Chaînes, boulons, goujons et barreaux, tous les objets en fer du bord, en un mot, étaient aimantés et adhéraient au pont, comme s'ils y avaient été vissés.
Le nuage électrique était si épais, que le navire dut suspendre sa marche; on ne voyait, en effet, rien au delà du pont, qui paraissait être une masse étincelante de feu.

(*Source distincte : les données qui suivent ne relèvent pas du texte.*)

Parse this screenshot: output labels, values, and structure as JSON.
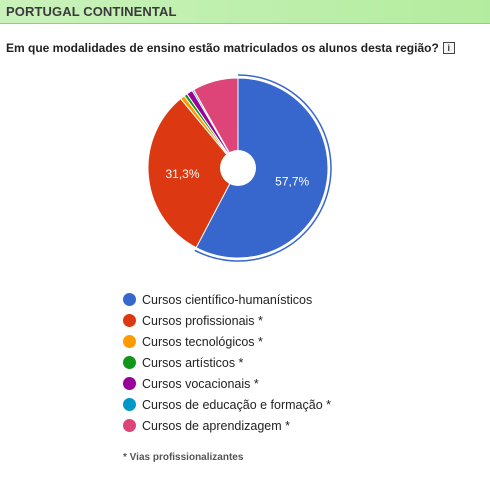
{
  "header": {
    "title": "PORTUGAL CONTINENTAL"
  },
  "question": {
    "text": "Em que modalidades de ensino estão matriculados os alunos desta região?",
    "info_icon": "info-icon"
  },
  "chart_data": {
    "type": "pie",
    "title": "",
    "donut": true,
    "slices": [
      {
        "name": "Cursos científico-humanísticos",
        "value": 57.7,
        "label": "57,7%",
        "color": "#3766cc"
      },
      {
        "name": "Cursos profissionais *",
        "value": 31.3,
        "label": "31,3%",
        "color": "#dc3912"
      },
      {
        "name": "Cursos tecnológicos *",
        "value": 0.8,
        "label": "",
        "color": "#ff9900"
      },
      {
        "name": "Cursos artísticos *",
        "value": 0.6,
        "label": "",
        "color": "#109618"
      },
      {
        "name": "Cursos vocacionais *",
        "value": 1.1,
        "label": "",
        "color": "#990099"
      },
      {
        "name": "Cursos de educação e formação *",
        "value": 0.3,
        "label": "",
        "color": "#0099c6"
      },
      {
        "name": "Cursos de aprendizagem *",
        "value": 8.2,
        "label": "",
        "color": "#dd4477"
      }
    ],
    "legend_position": "bottom"
  },
  "footnote": "* Vias profissionalizantes"
}
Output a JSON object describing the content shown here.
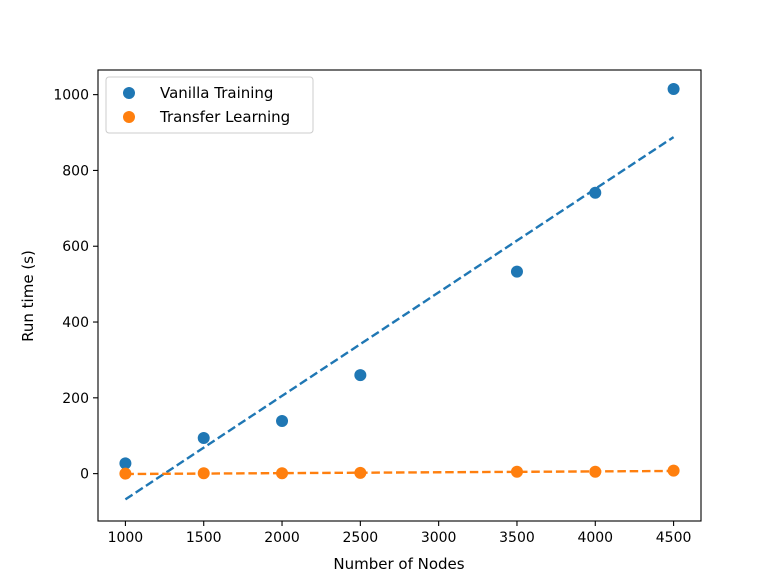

Tout à coup, la phosphorescence commença à décroître, le nuage s'éleva, puis abandonna le navire, d'où nous le suivîmes de l'oeil, s'éloignant sur la mer.
Ah! je me rappellerai toujours cette chose extraordinaire et le saisissement de tout l'équipage.
Le vent fraîchissait beaucoup il était temps de rentrer, mais je suis restée encore quelques minutes. Joachim venait de reprendre sa marche lorsqu'une barque silencieuse et que j'entrevoyais à peine glissa devant moi. Soudain de cette barque légère, de ce frêle esquif, une voix que, de plus près, au milieu des critiques d'un salon ou des exigences d'un théâtre, on eût froidement entendue, une voix, dis-je, s'est élevée, sortant du sein des ondes comme si la mer charriait des flots harmonieux; c'était quelque chose de vague, d'aérien, d'insaisissable, comme un écho, un rêve, un soupir; ce chant devenait si suave, si mystérieux dans cette nuit profonde, que j'ai pensé à des voix surnaturelles murmurant un langage inconnu, comme celui que soupirent les sylphes dans l'air, les génies sur les eaux, les fleurs à la prairie, les feuilles à la forêt, et pendant que la nacelle fuyait et que la voix s'éteignait, mon âme s'est envolée vers les sphères où l'harmonie est née, d'où elle est descendue: des Cieux!
Peut-être est-ce ma dernière soirée passée dans la solitude, à contempler l'infini, car ces jours-ci de nouvelles excursions nous appellent encore, et les vacances qui vont prendre fin auront été bien employées jusqu'au bout. Nous allons voir les forts et les phares qui nous entourent, visiter un transatlantique à Saint-Nazaire et les chantiers de la Compagnie.
_Le 6 octobre_
Les phares nous ont vivement intéressés. Cette lumière qui s'allume dans l'ombre n'est-elle pas comme l'oeil vigilant de la Mère-Patrie qui veille sur ses enfants et leur indique le chemin? cette lumière qui brille dans la nuit sur la terre n'est-elle pas soeur de l'étoile qui luit aux Cieux, et ne devient-elle pas comme elle une étoile de salut? Toutes les deux dirigent vers le port, l'une les voyageurs de la vie, l'autre les naufragés de la mort... Oui, tous ces feux de différentes couleurs, fixes ou tournants, ont été disposés de façon à indiquer, d'une manière sûre, la voie à suivre et les écueils à éviter aux navires ballottés dans les ténèbres et l'inconnu.